Yasushi Inoue’s epistolary novella The Hunting Gun tells the story of a man’s extramarital affair through three letters: one from his daughter, one from his wife, and one from the woman he loved. The man himself is largely unimportant and provides little more than the frame story. Instead, the three female characters take center stage as they describe the complexities and compromises of their lives and emotions.

My favorite character is the man’s wife, a cultured intellectual who always knew her husband was having an affair. One of the primary reasons she stayed in the marriage was her affection for his mistress, who happens to be her beautiful and elegant older cousin Saiko. Once Saiko passes away after a long illness, the wife unapologetically ditches the husband to pursue her art (and, presumably, her younger lovers) in a villa in the mountains. Good for her.

The Hunting Gun was originally published in 1949, but it reads like the literature of the Victorian era. The eloquence of the three women’s letters is striking, as are the emotional contortions employed by the characters to avoid upsetting the status quo. The choices the three women make are almost comically irrational and counterproductive, but I couldn’t help sympathizing with them.

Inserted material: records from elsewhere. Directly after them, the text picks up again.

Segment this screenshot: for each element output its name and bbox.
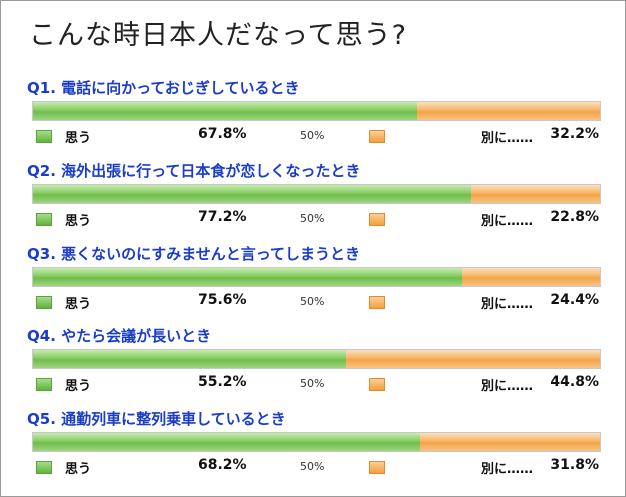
- legend-label-yes: 思う: [65, 131, 92, 146]
- legend-swatch-no: [369, 130, 385, 143]
- legend-label-no: 別に……: [481, 131, 534, 146]
- question-label: Q3. 悪くないのにすみませんと言ってしまうとき: [27, 245, 361, 263]
- legend-swatch-no: [369, 461, 385, 474]
- stacked-bar: [32, 101, 601, 121]
- data-label-yes: 55.2%: [198, 374, 247, 390]
- midpoint-label: 50%: [300, 377, 325, 390]
- legend-label-no: 別に……: [481, 462, 534, 477]
- legend-swatch-yes: [36, 461, 52, 474]
- data-label-no: 22.8%: [550, 209, 599, 225]
- legend-swatch-yes: [36, 213, 52, 226]
- stacked-bar: [32, 267, 601, 287]
- bar-segment-no: [462, 268, 600, 286]
- legend-swatch-no: [369, 296, 385, 309]
- question-block: Q1. 電話に向かっておじぎしているとき思う 67.8% 50% 別に…… 32.2%: [1, 77, 626, 161]
- bar-segment-yes: [33, 268, 462, 286]
- data-label-no: 32.2%: [550, 126, 599, 142]
- bar-segment-yes: [33, 350, 346, 368]
- data-label-no: 24.4%: [550, 292, 599, 308]
- legend-label-yes: 思う: [65, 379, 92, 394]
- stacked-bar: [32, 184, 601, 204]
- stacked-bar: [32, 349, 601, 369]
- data-label-yes: 77.2%: [198, 209, 247, 225]
- legend-swatch-yes: [36, 296, 52, 309]
- question-block: Q3. 悪くないのにすみませんと言ってしまうとき思う 75.6% 50% 別に…… 24…: [1, 243, 626, 327]
- legend-swatch-no: [369, 213, 385, 226]
- question-label: Q1. 電話に向かっておじぎしているとき: [27, 79, 300, 97]
- question-label: Q4. やたら会議が長いとき: [27, 327, 212, 345]
- legend-label-no: 別に……: [481, 214, 534, 229]
- bar-segment-no: [471, 185, 600, 203]
- bar-segment-no: [417, 102, 600, 120]
- legend-label-yes: 思う: [65, 462, 92, 477]
- legend-label-no: 別に……: [481, 379, 534, 394]
- bar-segment-yes: [33, 433, 420, 451]
- question-block: Q2. 海外出張に行って日本食が恋しくなったとき思う 77.2% 50% 別に…… 22…: [1, 160, 626, 244]
- midpoint-label: 50%: [300, 212, 325, 225]
- legend-swatch-no: [369, 378, 385, 391]
- chart-title: こんな時日本人だなって思う?: [29, 20, 407, 51]
- question-label: Q2. 海外出張に行って日本食が恋しくなったとき: [27, 162, 361, 180]
- bar-segment-no: [346, 350, 600, 368]
- legend-label-yes: 思う: [65, 214, 92, 229]
- data-label-no: 44.8%: [550, 374, 599, 390]
- midpoint-label: 50%: [300, 460, 325, 473]
- bar-segment-yes: [33, 102, 418, 120]
- stacked-bar: [32, 432, 601, 452]
- legend-label-no: 別に……: [481, 297, 534, 312]
- question-label: Q5. 通勤列車に整列乗車しているとき: [27, 410, 286, 428]
- data-label-yes: 75.6%: [198, 292, 247, 308]
- data-label-yes: 67.8%: [198, 126, 247, 142]
- data-label-no: 31.8%: [550, 457, 599, 473]
- question-block: Q5. 通勤列車に整列乗車しているとき思う 68.2% 50% 別に…… 31.8%: [1, 408, 626, 492]
- legend-swatch-yes: [36, 130, 52, 143]
- question-block: Q4. やたら会議が長いとき思う 55.2% 50% 別に…… 44.8%: [1, 325, 626, 409]
- bar-segment-no: [420, 433, 600, 451]
- legend-label-yes: 思う: [65, 297, 92, 312]
- midpoint-label: 50%: [300, 295, 325, 308]
- midpoint-label: 50%: [300, 129, 325, 142]
- legend-swatch-yes: [36, 378, 52, 391]
- data-label-yes: 68.2%: [198, 457, 247, 473]
- bar-segment-yes: [33, 185, 471, 203]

Michael Emmerich’s 2014 translation has an expansive sense of flow that stands in pleasing contrast to the style of earlier translations. Emmerich’s translation reminds me of nothing so much as the fluent but subtle monologues of Jane Austen (albeit with more than a hint of Brontë melodrama). There are other ways to read this classic of Japanese literature, but I’m grateful for the updated translation provided by Pushkin Press’s handsome stand-alone edition.

A Perfect Day to Be Alone

Nanae Aoyama’s novella A Perfect Day to Be Alone chronicles a year in the life of a young woman named Chizu who moves in with an elderly relative named Ginko after her mother accepts a teaching position in China.

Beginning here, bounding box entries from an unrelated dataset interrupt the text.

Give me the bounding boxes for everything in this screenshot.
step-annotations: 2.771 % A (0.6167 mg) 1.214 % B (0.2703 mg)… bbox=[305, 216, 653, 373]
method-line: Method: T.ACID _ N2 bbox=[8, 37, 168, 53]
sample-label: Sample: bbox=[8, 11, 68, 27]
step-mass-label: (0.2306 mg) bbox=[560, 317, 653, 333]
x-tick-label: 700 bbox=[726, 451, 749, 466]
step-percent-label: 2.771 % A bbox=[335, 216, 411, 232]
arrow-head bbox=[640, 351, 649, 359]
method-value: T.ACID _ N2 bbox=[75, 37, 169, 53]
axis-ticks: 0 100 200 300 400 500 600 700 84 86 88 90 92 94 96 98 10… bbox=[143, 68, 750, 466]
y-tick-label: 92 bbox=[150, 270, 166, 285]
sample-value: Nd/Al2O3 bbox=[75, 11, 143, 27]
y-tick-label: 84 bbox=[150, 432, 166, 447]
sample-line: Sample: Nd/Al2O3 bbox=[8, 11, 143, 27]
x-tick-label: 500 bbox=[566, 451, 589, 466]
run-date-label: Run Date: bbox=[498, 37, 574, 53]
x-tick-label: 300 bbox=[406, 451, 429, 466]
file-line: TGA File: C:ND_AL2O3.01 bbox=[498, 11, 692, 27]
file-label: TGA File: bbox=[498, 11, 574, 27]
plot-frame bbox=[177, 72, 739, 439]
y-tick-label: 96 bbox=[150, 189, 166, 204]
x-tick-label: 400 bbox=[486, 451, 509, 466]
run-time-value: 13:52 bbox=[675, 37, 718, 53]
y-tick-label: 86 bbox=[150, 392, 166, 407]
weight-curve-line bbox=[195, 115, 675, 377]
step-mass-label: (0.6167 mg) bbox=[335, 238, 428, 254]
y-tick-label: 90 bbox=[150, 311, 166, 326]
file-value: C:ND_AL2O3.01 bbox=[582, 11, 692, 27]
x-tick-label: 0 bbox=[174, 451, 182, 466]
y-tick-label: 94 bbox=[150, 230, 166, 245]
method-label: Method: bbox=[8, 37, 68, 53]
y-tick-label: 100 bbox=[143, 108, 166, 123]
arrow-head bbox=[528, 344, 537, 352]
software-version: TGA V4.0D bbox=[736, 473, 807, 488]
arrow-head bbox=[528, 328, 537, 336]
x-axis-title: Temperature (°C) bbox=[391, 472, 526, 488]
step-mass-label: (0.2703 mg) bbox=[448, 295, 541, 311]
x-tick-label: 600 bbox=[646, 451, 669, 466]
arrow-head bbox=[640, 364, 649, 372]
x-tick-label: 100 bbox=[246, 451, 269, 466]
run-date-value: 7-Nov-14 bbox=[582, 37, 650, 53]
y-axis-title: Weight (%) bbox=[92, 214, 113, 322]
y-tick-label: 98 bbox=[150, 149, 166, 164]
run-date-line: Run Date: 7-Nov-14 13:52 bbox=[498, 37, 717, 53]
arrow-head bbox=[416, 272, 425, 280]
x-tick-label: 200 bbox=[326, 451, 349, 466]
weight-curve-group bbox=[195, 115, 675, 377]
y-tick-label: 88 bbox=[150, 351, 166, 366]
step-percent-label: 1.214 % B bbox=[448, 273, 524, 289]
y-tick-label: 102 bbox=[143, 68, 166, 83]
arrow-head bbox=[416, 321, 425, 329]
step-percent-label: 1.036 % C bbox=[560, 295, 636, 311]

Aoyama deftly captures the reality of a relationship between a flighty 20-year-old girl and a mature 71-year-old woman. There are no heart-to-heart talks or life lessons, just a lot of sitting around and chatting about nothing in particular.

Chizu breaks up with one boyfriend and starts a casual relationship with another, but this relationship goes nowhere. The same could be said of Chizu’s job at a kiosk at a suburban train station. Aside from a vague desire to save money, Chizu has no goals or ambitions.

Rather, the story is completely interstitial, a chapter between chapters of Chizu’s life. A Perfect Day to Be Alone brought me back into my own 20-year-old headspace with an immediacy that would be difficult to achieve through a story with more of a plot.

Nothing happens in A Perfect Day to Be Alone, but I enjoyed getting to know Chizu and Ginko, whose characters are sketched out and then defined with subtle touches. I appreciate the opportunity to spend time in their company, which is supremely chill and relaxing.